Stock markets have had a rough 12 month. From mid April of last year to today, mostly all stock market indexes are down. This had been as a result of a barrage of bad news – the slowdown of China, falling energy and commodity prices and an interest rate hike for the fed. But the fall in stock prices is not all too do with the bad news,
Regardless of whether this stuff is just noise or actually ends up sending the markets right down, eventually the stock market will crack and have a correction. It is no surprise that stock markets have fallen or in more technical terms had a ‘correction’ as the markets were highly overvalued last April; at least judging by the Cape-Shiller Index and the Warren Buffet Index. A correction is always healthy and is avoids people buying equities at overvalued levels. Remember the dot com bubble!
Whilst the mainstream media seems to obsess that a stock market crash is bad news as it reduces your paper wealth, I on the the other hand hold a different view. I think that a stock market crash is good for anyone still in the asset accumulation phase of their lifecycle. This is because you are able to get stocks at cheaper prices than you would have done before and thus you can buy more stocks for less money. Think about it this way, if your favourite shoes went on sale, would you moan or would you jump for joy knowing that you get to pay less for it? Same thing applies to stocks, you should jump for joy when you are able to buy stocks in your favourite company for cheaper, provided the fundamentals are still in tact.
So here is a list of people I think would benefit from a stock market dip:
- Anyone in the asset accumulation phase of their life cycle and whom will be a net saver in the coming years – If you are in the asset accumulation phase of your life i.e. not in or near retirement, you should cheer for lower stock prices. As mentioned above, lower stock prices gives you the ability to buy a greater ownership stake in companies than you would have if the stock price was high.
The earlier a correction happens in your life-cycle, the better. Millennial’s should be particularly pleased with any stock market pullback. By buying stocks at attractive valuations so early in life, they are able to compound their wealth at greater rates than they would have done if they bought assets at overvalue.
- Investors with a time horizon that extends beyond 5 years – Time in the market is a wonderful thing. Generally, the longer you are invested in the market, the greater the chances are that your investments will be profitable. This article by Hargreaves Lansdown illustrates this point beautifully.
- Gold bugs – As the price of gold will surely rise the more unstable markets become. Gold has already returned 16.8% in 2016!
- Risk Averse investors – This may sound strange but if the general stock market takes a plunge, good stocks are taken down with bad stocks. It is in these times that investing is ‘less risky’ as you can buy wonderful stocks with a greater margin of safety. Just look what happened to stocks of wonderful businesses in 2008. Anybody who bought them during that downturn has done extremely well due to the upside of owning these businesses at attractive valuations being far greater than any downside.

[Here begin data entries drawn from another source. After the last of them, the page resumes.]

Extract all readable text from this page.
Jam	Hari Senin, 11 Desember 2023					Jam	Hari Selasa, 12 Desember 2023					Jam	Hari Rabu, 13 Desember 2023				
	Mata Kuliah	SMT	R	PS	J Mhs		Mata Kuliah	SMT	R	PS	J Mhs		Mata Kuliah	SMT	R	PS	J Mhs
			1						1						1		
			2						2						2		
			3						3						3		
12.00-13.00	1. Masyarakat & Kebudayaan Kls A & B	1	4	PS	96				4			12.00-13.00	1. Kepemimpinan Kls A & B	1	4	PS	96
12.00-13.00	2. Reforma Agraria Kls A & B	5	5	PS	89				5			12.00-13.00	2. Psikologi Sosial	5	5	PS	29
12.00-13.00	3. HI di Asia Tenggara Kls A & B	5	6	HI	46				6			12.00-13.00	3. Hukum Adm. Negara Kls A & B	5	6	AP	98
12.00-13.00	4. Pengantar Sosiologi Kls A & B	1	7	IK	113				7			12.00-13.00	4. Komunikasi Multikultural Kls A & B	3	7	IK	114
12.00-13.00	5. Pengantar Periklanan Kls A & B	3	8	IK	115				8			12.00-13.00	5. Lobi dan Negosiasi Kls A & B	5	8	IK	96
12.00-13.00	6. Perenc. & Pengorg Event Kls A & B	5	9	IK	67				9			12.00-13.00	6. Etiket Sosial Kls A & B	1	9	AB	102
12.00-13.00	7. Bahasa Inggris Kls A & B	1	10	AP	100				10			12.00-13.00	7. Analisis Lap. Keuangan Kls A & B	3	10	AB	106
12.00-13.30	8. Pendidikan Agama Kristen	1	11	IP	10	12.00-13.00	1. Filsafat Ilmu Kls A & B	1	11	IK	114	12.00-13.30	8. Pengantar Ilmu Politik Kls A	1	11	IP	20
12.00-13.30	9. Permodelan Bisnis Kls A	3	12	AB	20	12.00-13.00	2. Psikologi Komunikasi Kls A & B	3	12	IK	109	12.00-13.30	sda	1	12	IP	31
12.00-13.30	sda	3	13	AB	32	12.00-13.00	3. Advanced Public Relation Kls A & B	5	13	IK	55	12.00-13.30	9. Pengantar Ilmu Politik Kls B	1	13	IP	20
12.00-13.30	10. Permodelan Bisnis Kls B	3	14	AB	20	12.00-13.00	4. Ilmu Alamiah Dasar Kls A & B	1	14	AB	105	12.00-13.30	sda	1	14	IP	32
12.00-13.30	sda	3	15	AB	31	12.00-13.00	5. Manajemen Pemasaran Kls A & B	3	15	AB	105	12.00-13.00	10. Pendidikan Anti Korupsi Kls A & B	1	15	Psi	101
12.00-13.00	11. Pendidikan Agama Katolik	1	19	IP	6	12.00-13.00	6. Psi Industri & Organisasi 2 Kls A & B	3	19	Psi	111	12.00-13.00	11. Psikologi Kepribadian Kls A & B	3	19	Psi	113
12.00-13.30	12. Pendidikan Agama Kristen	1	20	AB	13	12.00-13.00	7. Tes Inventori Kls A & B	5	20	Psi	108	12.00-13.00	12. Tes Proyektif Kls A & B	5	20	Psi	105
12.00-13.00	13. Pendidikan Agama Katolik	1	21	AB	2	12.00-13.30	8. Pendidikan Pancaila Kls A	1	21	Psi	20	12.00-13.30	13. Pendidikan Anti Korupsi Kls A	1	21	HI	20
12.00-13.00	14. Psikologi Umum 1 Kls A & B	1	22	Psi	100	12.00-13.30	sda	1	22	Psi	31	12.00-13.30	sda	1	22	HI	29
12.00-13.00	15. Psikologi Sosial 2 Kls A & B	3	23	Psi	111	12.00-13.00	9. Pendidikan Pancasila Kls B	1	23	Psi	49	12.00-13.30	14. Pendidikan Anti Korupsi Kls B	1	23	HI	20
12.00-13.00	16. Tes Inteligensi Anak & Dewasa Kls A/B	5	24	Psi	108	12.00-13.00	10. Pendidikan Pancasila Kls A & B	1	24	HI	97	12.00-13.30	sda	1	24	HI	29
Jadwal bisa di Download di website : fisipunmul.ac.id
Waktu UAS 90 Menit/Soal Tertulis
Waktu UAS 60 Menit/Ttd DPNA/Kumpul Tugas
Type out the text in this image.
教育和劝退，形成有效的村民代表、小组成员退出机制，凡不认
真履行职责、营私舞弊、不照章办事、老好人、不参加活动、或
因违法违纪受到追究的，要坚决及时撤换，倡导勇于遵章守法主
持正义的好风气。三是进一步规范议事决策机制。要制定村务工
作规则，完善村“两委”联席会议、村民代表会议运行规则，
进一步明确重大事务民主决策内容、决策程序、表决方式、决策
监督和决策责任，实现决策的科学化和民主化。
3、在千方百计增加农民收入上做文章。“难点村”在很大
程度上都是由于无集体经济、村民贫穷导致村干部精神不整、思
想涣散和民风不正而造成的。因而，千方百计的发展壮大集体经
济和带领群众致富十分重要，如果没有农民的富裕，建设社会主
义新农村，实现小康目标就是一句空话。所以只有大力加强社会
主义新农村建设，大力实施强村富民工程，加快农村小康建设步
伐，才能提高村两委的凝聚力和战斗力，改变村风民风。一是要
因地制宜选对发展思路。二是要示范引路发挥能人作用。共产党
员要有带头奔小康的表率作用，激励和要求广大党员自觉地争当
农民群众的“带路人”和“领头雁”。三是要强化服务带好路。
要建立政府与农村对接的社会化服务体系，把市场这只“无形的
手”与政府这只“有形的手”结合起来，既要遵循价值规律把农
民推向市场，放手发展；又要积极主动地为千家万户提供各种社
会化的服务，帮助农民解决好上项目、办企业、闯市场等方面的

So if you are a low risk taking investor and currently hold your portfolio in cash and bonds, a stock market rash should work out for you as you can go shopping for bargains.
If you truly understand how the markets work and you really want to build long term wealth, a stock market decline is on of the best things that can happen. This is because you will be able to buy stocks for cheaper and when the markets recover, you will be thankful that you had the chance to buy stocks at wonderful prices!